The sparks flew on the set. Even though they were married to other people, Taylor and Burton did not leave each other’s side. “The Vatican,” recalls Parra, “condemned the couple, accusing them of ‘erotic vagrancy,’ and Fox tried to sue them for damages, alleging that the extramarital affair and all the bad publicity it brought had a negative impact on the film, despite the fact that Cleopatra ended up being the highest grossing movie of 1963.″
They got married in 1964, following two big-money divorces. Burton gave her an emerald and diamond necklace valued at $150,000. After the initial controversy, the press fell in love with the explosive couple. Then Burton started drinking – up to four bottles a day – and in 1973 they separated. In the summer of 1975, accompanied by their respective lovers, they met in Switzerland to settle the divorce, but instead decided to remarry. They lasted less than a year. He married another woman and she married her seventh husband, John Warner, a Republican senator “of whom she quickly got bored,” Parra says. In 1982, Taylor interrupted a Burton play by getting onstage to whisper “I love you” to him in Welsh. The applause of the audience was thunderous. Actor Gabriel Byrne would call it the most theatrical and unforgettable moment he ever saw on stage. But it did not work. At one point, Burton eloped to Las Vegas with one of his young assistants. Taylor checked into a detox clinic.
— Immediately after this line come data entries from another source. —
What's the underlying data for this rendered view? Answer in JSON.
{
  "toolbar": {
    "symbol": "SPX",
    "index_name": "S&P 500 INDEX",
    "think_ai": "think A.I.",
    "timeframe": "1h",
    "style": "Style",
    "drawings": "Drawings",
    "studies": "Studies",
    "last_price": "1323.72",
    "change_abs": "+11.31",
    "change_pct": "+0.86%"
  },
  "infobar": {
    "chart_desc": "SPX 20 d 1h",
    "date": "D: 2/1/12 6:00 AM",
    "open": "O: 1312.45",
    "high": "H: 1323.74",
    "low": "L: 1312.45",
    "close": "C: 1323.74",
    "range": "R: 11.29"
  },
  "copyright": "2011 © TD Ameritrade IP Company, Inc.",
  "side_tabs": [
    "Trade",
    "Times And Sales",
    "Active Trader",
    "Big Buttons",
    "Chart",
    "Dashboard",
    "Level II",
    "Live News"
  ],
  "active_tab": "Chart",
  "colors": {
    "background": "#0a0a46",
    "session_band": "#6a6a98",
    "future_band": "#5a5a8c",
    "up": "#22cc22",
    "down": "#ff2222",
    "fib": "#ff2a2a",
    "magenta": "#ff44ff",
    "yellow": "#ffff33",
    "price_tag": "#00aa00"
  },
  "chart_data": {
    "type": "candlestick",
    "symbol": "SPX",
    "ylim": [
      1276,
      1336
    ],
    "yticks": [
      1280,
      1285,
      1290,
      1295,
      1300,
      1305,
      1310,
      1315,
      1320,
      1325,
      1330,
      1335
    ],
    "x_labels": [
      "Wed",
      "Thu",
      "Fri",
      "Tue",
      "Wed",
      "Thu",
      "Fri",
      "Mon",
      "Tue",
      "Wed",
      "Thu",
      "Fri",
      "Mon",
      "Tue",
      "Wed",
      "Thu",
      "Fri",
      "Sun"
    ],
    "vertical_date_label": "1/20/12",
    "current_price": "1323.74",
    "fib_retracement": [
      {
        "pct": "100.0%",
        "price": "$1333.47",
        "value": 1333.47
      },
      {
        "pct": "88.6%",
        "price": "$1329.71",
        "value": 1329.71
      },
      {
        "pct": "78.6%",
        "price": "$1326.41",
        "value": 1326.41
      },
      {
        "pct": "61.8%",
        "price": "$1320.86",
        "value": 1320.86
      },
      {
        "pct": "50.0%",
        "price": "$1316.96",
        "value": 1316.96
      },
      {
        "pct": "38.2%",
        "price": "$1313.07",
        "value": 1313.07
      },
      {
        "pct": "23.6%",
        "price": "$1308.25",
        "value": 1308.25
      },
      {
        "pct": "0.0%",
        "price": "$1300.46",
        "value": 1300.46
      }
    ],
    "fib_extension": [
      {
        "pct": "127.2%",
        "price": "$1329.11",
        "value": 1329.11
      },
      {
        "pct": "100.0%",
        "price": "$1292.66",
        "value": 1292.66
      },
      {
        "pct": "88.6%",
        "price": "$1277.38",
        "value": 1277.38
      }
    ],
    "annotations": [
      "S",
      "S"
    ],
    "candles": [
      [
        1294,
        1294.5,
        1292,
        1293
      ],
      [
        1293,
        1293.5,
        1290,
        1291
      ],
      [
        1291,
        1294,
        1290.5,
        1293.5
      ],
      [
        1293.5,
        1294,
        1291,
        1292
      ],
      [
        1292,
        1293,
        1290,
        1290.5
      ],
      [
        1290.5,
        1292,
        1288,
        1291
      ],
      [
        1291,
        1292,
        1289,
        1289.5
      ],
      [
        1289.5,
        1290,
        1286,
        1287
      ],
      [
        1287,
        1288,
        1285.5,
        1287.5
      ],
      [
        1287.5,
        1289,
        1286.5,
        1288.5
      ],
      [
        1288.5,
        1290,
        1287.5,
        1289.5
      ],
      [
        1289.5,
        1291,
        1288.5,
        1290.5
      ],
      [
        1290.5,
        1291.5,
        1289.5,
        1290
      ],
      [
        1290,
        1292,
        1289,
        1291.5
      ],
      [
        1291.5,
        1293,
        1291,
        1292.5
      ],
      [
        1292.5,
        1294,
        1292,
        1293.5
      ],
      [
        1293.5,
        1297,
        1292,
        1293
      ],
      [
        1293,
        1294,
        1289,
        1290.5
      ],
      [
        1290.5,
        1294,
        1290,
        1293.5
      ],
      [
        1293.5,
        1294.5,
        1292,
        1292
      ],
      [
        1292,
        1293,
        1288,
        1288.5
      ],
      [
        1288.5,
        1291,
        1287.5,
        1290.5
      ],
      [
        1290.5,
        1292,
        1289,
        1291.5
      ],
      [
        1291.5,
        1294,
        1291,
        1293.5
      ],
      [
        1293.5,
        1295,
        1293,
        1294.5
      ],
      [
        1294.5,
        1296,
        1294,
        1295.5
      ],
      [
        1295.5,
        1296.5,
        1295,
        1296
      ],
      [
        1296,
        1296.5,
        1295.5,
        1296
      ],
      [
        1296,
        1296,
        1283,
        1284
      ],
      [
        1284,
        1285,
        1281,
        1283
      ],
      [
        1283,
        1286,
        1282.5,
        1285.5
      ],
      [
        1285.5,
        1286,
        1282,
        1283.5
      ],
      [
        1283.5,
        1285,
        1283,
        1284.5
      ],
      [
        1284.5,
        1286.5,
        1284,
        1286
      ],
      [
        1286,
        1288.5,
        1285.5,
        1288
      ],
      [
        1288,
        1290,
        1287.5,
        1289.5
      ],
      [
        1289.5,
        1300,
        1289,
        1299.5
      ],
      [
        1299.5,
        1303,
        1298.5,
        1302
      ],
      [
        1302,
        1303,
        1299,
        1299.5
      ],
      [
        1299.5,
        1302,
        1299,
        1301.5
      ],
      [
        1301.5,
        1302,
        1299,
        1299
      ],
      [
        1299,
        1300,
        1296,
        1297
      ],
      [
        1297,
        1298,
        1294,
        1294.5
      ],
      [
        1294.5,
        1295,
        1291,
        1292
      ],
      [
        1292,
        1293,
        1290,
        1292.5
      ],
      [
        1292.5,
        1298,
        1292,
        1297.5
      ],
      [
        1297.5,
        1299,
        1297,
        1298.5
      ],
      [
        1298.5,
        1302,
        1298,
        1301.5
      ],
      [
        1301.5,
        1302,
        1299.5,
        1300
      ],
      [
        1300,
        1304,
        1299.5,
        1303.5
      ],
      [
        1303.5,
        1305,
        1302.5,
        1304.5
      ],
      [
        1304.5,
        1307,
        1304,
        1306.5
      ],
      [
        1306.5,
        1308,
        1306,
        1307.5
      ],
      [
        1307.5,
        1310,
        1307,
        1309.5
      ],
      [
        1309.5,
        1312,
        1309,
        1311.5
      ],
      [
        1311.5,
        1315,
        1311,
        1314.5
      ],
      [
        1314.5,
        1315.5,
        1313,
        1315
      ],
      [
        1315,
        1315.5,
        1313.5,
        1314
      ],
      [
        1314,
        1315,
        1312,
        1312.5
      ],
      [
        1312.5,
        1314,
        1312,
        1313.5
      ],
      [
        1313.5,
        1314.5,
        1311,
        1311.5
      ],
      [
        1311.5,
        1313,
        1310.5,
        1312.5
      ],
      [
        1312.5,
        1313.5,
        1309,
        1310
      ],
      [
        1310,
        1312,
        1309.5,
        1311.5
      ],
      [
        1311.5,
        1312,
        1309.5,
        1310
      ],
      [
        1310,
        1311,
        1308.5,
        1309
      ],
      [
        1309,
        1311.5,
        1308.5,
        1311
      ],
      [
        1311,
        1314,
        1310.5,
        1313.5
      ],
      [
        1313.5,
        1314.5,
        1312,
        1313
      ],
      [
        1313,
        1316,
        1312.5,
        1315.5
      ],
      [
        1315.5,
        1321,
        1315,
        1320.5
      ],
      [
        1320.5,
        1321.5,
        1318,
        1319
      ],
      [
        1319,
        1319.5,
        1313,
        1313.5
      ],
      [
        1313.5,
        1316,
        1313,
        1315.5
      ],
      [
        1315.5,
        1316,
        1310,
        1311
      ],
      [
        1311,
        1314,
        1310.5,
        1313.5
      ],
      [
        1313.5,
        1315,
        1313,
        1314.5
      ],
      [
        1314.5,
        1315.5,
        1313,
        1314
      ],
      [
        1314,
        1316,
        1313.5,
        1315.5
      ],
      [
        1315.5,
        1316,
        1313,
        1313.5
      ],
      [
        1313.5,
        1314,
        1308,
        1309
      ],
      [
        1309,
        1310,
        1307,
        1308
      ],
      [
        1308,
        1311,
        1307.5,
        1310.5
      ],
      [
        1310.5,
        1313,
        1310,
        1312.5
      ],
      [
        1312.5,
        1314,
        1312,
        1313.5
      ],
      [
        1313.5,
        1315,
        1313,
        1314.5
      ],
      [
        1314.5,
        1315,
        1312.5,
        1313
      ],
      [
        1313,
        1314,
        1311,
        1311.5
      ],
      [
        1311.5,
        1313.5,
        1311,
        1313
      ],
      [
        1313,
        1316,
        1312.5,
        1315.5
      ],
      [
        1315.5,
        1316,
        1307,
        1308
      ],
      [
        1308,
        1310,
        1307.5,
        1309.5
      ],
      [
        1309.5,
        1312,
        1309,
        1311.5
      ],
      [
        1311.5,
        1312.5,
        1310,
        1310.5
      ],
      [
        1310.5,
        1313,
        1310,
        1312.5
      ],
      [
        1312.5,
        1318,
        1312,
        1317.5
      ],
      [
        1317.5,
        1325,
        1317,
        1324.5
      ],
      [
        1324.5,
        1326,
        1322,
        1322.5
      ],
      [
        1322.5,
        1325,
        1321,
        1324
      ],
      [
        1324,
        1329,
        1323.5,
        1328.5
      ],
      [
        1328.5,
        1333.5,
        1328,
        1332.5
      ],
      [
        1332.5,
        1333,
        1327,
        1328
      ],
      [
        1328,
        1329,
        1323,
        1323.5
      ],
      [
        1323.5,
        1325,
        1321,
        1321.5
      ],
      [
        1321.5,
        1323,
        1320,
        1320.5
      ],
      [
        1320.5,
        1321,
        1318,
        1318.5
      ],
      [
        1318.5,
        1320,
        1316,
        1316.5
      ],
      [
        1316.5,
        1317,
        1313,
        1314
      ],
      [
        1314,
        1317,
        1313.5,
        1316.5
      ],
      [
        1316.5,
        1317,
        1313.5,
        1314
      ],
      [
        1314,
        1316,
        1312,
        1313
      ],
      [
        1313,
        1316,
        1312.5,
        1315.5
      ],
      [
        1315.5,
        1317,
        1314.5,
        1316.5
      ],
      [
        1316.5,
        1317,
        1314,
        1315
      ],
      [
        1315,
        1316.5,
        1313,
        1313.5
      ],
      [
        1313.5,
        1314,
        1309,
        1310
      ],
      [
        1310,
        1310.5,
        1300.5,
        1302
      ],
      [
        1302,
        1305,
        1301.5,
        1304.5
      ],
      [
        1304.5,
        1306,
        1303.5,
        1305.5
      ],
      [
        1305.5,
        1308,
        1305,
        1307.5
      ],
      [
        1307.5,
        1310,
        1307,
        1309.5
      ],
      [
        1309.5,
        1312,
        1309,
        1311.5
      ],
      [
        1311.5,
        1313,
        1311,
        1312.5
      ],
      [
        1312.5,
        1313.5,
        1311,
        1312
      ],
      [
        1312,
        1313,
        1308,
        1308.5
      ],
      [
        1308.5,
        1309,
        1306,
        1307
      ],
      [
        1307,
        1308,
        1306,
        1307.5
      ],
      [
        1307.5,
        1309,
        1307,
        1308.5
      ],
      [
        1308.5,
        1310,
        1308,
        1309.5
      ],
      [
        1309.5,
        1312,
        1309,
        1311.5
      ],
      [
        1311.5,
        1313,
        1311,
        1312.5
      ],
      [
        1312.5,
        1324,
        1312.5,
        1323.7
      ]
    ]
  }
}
At the end of the summer of 1984, he told her goodbye by phone. She was 58 years old. His widow forbade Taylor to attend the funeral. She respected her decision and waited to visit the grave. A few days later she received a letter that the actor had sent her before she died; they had never stopped writing to each other, not even when they were married to other people.
As Joanne Woodward said: “Nobody understands anybody else’s relationships. Only the two people who are involved know what binds that relationship together.” The two loves lasted a lifetime, each in its own way.